Simeon Rice was not with the Buccaneers for as long as some of the other players on this list, spending just five years in Tampa Bay between 2001 and 2006. However, that did not stop him making a huge impact. He currently ranks second on the franchise’s all-time sacks list with 69.5, two of which came in the Super Bowl.
Mike Evans is one of only two inclusions on our list that is still playing for the Buccaneers today. Taken as the seventh overall pick in the 2014 draft, Evans incredible form has been one of the key reasons for the franchise’s recent rise. He holds a whole host of franchise records already, including most receiving yards, most receiving touchdowns and most consecutive 1000 yards receiving seasons. Expect him to topple a few more milestones over the next few years too.
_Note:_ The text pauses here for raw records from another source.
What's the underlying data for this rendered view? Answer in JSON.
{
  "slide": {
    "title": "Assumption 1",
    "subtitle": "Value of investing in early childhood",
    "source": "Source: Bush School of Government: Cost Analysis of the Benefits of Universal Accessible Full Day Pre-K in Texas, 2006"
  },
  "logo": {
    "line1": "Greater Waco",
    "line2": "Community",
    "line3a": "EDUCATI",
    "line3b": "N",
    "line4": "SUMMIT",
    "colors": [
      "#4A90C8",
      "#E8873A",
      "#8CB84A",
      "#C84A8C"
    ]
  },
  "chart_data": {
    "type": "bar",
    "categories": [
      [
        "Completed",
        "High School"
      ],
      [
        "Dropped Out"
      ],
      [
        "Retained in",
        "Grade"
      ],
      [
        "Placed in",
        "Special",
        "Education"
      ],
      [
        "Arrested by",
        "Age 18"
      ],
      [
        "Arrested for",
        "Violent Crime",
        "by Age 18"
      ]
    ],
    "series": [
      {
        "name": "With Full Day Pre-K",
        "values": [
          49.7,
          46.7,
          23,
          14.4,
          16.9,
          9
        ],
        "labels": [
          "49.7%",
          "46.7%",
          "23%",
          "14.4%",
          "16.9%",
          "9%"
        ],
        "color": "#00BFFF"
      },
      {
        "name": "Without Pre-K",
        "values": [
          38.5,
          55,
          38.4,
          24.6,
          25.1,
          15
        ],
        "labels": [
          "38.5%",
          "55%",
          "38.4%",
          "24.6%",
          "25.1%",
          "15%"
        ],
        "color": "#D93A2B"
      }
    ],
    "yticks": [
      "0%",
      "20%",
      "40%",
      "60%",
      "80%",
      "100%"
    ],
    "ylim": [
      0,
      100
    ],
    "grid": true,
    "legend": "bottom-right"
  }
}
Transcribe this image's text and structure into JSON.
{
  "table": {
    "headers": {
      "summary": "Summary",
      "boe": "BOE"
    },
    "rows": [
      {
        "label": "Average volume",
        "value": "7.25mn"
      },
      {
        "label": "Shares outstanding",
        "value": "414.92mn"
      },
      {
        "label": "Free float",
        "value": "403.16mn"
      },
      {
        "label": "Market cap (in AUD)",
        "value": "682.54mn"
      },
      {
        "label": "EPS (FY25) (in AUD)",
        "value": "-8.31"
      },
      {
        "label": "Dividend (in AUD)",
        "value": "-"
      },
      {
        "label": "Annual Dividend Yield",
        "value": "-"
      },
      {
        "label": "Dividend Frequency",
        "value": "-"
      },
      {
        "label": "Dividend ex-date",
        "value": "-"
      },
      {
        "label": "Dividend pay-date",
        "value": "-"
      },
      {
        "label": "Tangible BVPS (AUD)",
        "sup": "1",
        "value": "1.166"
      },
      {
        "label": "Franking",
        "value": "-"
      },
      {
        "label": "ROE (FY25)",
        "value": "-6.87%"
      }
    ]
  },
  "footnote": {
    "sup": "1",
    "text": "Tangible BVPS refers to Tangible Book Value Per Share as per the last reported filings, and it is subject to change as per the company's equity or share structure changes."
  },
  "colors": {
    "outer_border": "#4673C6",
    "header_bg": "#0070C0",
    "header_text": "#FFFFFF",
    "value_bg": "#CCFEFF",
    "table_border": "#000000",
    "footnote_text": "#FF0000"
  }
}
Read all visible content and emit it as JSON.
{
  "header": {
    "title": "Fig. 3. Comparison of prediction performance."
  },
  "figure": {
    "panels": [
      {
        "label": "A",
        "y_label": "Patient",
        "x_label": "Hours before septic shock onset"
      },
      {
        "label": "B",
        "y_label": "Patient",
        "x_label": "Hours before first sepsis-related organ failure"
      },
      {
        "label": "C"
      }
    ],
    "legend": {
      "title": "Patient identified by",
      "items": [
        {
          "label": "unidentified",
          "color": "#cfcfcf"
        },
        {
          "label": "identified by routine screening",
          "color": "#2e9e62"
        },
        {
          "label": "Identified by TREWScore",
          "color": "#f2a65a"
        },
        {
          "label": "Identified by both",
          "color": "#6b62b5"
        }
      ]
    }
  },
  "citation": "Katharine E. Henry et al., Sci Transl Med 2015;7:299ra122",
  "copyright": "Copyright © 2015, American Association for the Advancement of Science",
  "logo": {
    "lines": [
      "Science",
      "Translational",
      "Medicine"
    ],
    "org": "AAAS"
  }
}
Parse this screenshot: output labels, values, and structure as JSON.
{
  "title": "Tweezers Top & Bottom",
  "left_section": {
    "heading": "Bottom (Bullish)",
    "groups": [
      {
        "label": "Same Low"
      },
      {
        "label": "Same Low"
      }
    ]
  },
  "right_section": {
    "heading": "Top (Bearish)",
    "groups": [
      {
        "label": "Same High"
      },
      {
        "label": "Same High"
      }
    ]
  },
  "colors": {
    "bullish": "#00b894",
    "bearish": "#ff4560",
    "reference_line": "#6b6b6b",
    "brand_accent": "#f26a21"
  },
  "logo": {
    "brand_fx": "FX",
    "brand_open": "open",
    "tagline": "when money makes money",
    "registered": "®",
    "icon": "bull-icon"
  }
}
Lavonte David is also part of the Bucs’ current roster. Drafted back in 2012 he soon established himself as one of the franchises’ key defensive pieces. In Super Bowl LV, his contributions were particularly important. During the game David recorded six tackles, ensuring he secured his first ever championship ring. He is the Buccaneers ’ all-time leader in fumble recoveries and tackles for a loss, also recording the most assisted tackles in a single season back in 2015.
Doug Williams was only with the Buccaneers for five years but he was instrumental in turning them from a laughing stock into a serious NFL franchise. Not only was Williams an incredible quarterback – he registered solid passing stats and also consistently led the league in QB rushing yards – his leadership both on and off the field was invaluable. He made his team’s offense run like clockwork and also ensured locker room morale never dipped. A born leader.
James Wilder Sr.
Rounding off our list is James Wilder Sr. He was not the flashiest running back, but he was extremely effective. Wilder Sr. scrapped for every yard and it is little surprise that he remains the franchise’s all-time leader for rushing yards. His fearlessness and willingness to put in the hard graft made him a fearsome operator.